La fibromatosi uterina è caratterizzata dalla crescita di leiomiomi, tumori benigni della muscolatura liscia dell’utero. E’ una patologia della donna molto frequente che porta spesso all’isterectomia. Può essere asintomatica o associata ad effetti di compressione a strutture adiacenti l’utero, a perdite ematiche vaginali atipiche, a metrorragie e menorragie, ad anemia ed infertilità1,2. Non si conosce l’eziopatogenesi precisa dei leiomiomi, tuttavia sembra evidente che essi si sviluppano da cloni di cellule con anomalie cromosomiche 3,4 e che la loro crescita è mediata dagli ormoni steroidei dell’ovaio 5 . Sembra che una esposizione a stati di iperestrogenismo causi lo sviluppo di leiomiomi in animali da esperimento6.
Attualmente gli agonisti del GnRH sono largamente usati nel trattamento della fibromatosi uterina. Essi inducono uno stato ipoestrogenico che porta ad una riduzione del 50% delle dimensioni dei miomi, ma gli effetti collaterali con sintomi simili alla menopausa che essi determinano, ne limitano l’uso a terapie della durata di tre, sei mesi 7.
Gli agonisti del GnRH sono usati in genere prima dell’isterectomia per ridurre le dimensioni dei miomi e per correggere eventuali stati anemici associati.
Il mio studio ha preso origine dalla constatazione che le pazienti con problemi di fibromatosi uterina presentavano caratteristiche comuni riconducibili alla presenza di segni clinici ed ecografici di colite. Uno stato infiammatorio cronico intestinale causato da una colite da intolleranza alimentare, può essere all’origine di una infiammazione ovarica e quindi di una disfunzione ormonale con iperestrogenismo assoluto o relativo. Tale situazione potrebbe determinare, in uteri geneticamente predisposti, la comparsa e lo sviluppo di leiomiomi. Lo scopo di questo studio è di verificare se la correzione di questo stato infiammatorio comporta miglioramento dei segni clinici soggettivi tipici della fibromatosi uterina e riscontri ecografici di inibizione della crescita dei leiomiomi.

MATERIALE E METODI
Ho considerato 45 donne (Gruppo 1) in età riproduttiva, che hanno frequentato il mio studio specialistico dal 1994 al novembre 1999, con diagnosi clinica ed ecografica di fibromatosi uterina.

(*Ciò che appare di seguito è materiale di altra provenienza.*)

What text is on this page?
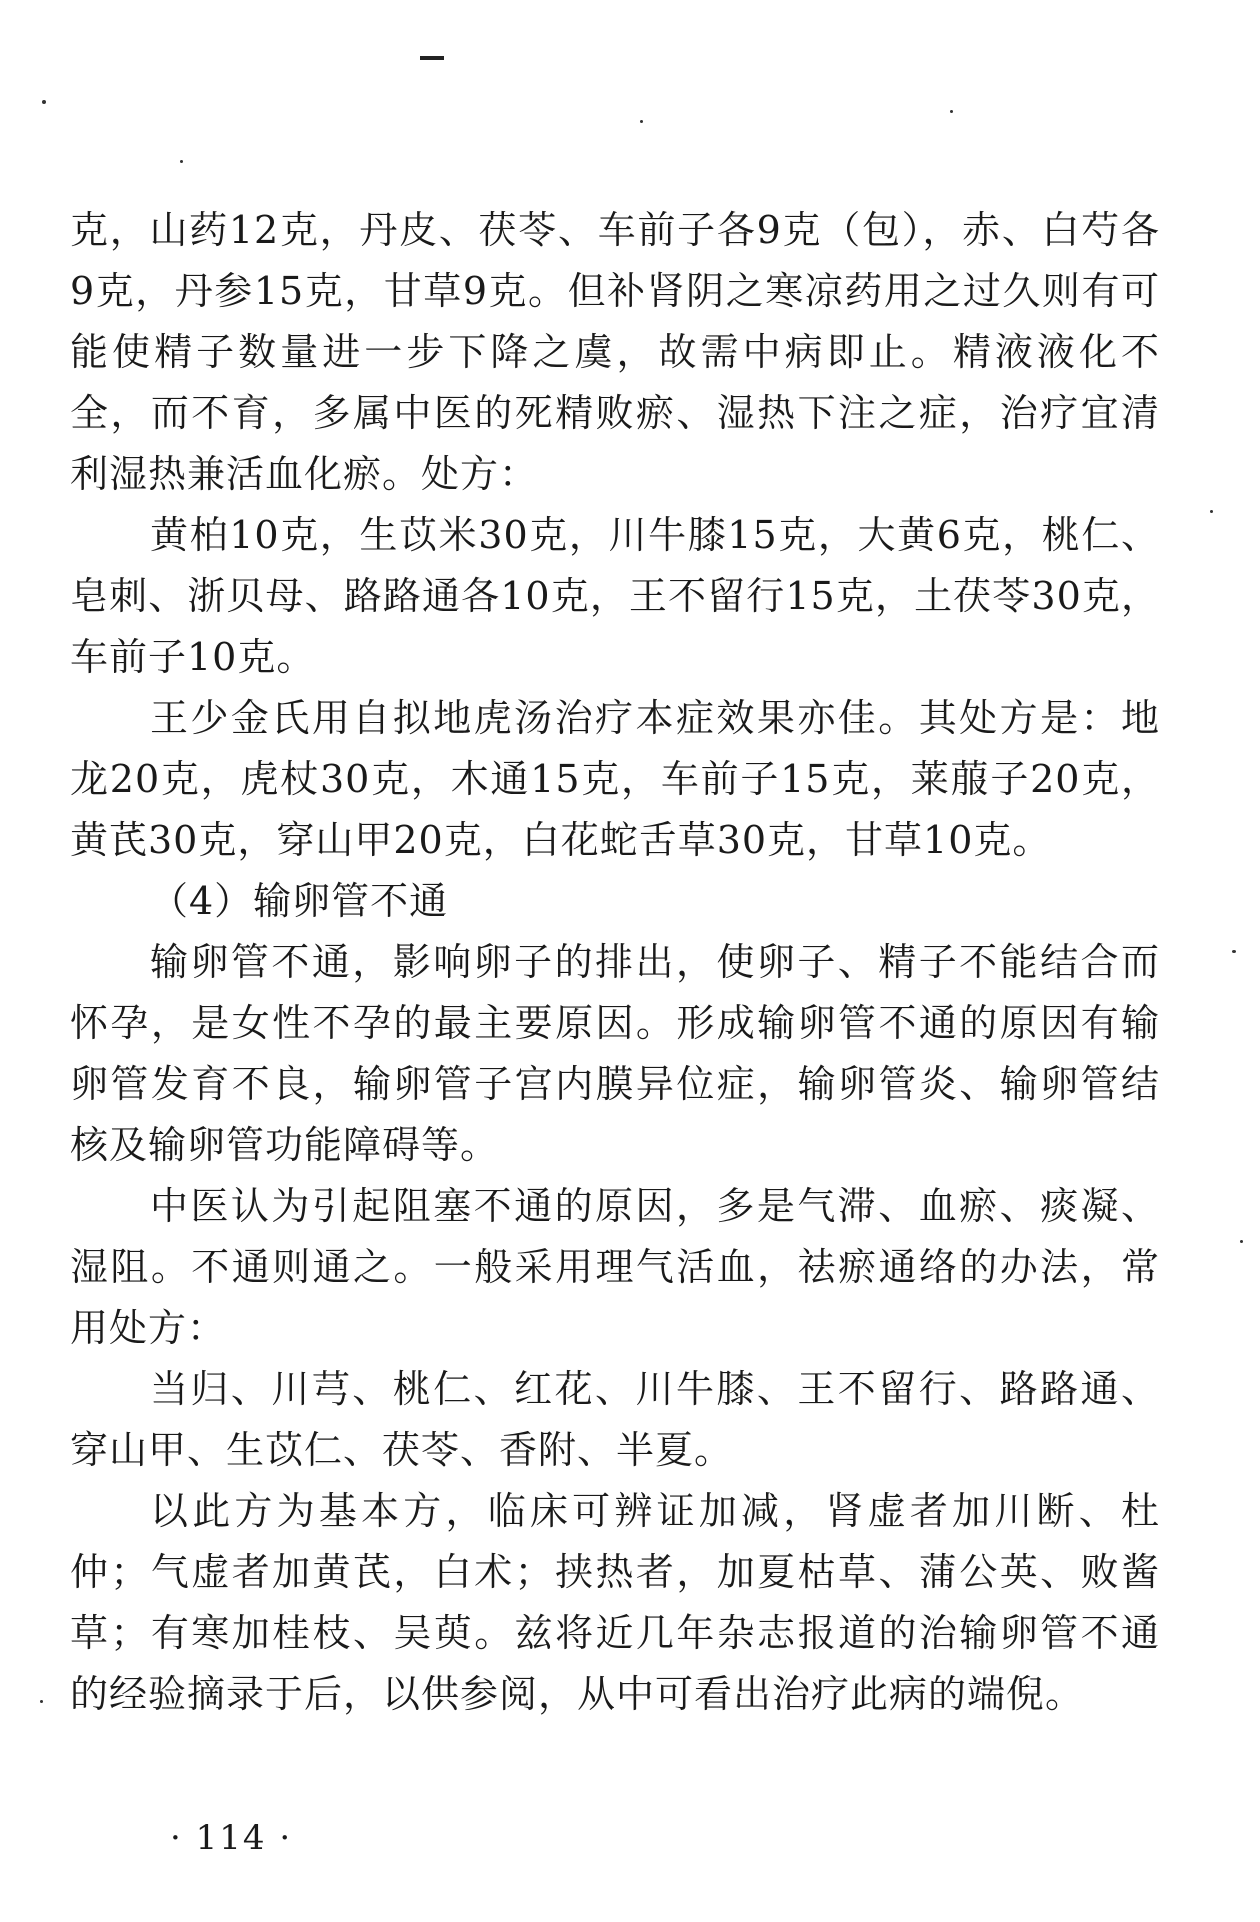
克，山药12克，丹皮、茯苓、车前子各9克（包），赤、白芍各9克，丹参15克，甘草9克。但补肾阴之寒凉药用之过久则有可能使精子数量进一步下降之虞，故需中病即止。精液液化不全，而不育，多属中医的死精败瘀、湿热下注之症，治疗宜清利湿热兼活血化瘀。处方：

黄柏10克，生苡米30克，川牛膝15克，大黄6克，桃仁、皂刺、浙贝母、路路通各10克，王不留行15克，土茯苓30克，车前子10克。

王少金氏用自拟地虎汤治疗本症效果亦佳。其处方是：地龙20克，虎杖30克，木通15克，车前子15克，莱菔子20克，黄芪30克，穿山甲20克，白花蛇舌草30克，甘草10克。

（4）输卵管不通

输卵管不通，影响卵子的排出，使卵子、精子不能结合而怀孕，是女性不孕的最主要原因。形成输卵管不通的原因有输卵管发育不良，输卵管子宫内膜异位症，输卵管炎、输卵管结核及输卵管功能障碍等。

中医认为引起阻塞不通的原因，多是气滞、血瘀、痰凝、湿阻。不通则通之。一般采用理气活血，祛瘀通络的办法，常用处方：

当归、川芎、桃仁、红花、川牛膝、王不留行、路路通、穿山甲、生苡仁、茯苓、香附、半夏。

以此方为基本方，临床可辨证加减，肾虚者加川断、杜仲；气虚者加黄芪，白术；挟热者，加夏枯草、蒲公英、败酱草；有寒加桂枝、吴萸。兹将近几年杂志报道的治输卵管不通的经验摘录于后，以供参阅，从中可看出治疗此病的端倪。

· 114 ·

I criteri di inclusione nel gruppo di studio, comprendevano: volume dell’utero compreso tra 14 e 18 settimane di gravidanza all’esame pelvico bimanuale, assenza di calcificazioni nei leiomiomi documentata ecograficamente, esame citologico cervicale normale eseguito annualmente per ogni paziente, nessun sospetto di presenza di patologia maligna uterina o ovarica ad un esame obiettivo od ecografico, esclusione di premenopausa o menopausa (livelli di ormone follicolo-stimolante FSH inferiore a 30 mlU/ml), assenza di gravidanza o lattazione, presenza di sintomi significativi, quali dolore pelvico, menorragie. Tutte le pazienti in questo studio erano candidate all’isterectomia in considerazione delle dimensioni dell’utero e dei sintomi presentati.
Tutte le 45 pazienti sono state monitorate ogni tre mesi con ecografia addominale e pelvica (sonda da 3,5-MHz). Il volume dell’utero e dei miomi è stato calcolato ecograficamente con la formula D1x D2 x D3 x.5233 (D1, D2, e D3 rispettivamente sono il diametro longitudinale, trasverso ed anteroposteriore)8.
Ho considerato 20 pazienti, in età fertile, come gruppo di controllo (Gruppo 2), che non presentavano patologia dell’utero o delle ovaia o segni clinici ed ecografici di fibromatosi uterina. I due gruppi non differivano in età e parità.
Per ogni paziente è stata compilata una cartella clinica che raccoglieva i dati anamnestici personali e familiari, gli esami ematochimici routinari, ed è stata eseguita ecografia degli organi pelvici ed addominali, della tiroide e del seno con scadenza annuale per il Gruppo 2, ogni tre mesi per il Gruppo 1. I dati raccolti mettevano in evidenza come le ecografie pelviche ed addominali delle pazienti del Gruppo 1 erano sempre difficoltose rispetto a quelle del Gruppo 2, per la presenza di intenso meteorismo intestinale. L’ecostruttura tiroidea delle pazienti del Gruppo 1, appariva inoltre sempre e comunque disomogenea come per esprimere una carenza di iodio e poneva il sospetto di disfunzione della tiroide.
Una accurata indagine anamnestica di queste pazienti rivelava che esse avevano sofferto di gastroenterite sin da piccole, che avevano subito appendicectomie e tonsillectomie con una frequenza maggiore rispetto al gruppo di controllo, Gruppo 2, e che presentavano più spesso patologie gastrointestinali riferibili a colite, gastrite, dispepsie 9 o “colon irritabile”10.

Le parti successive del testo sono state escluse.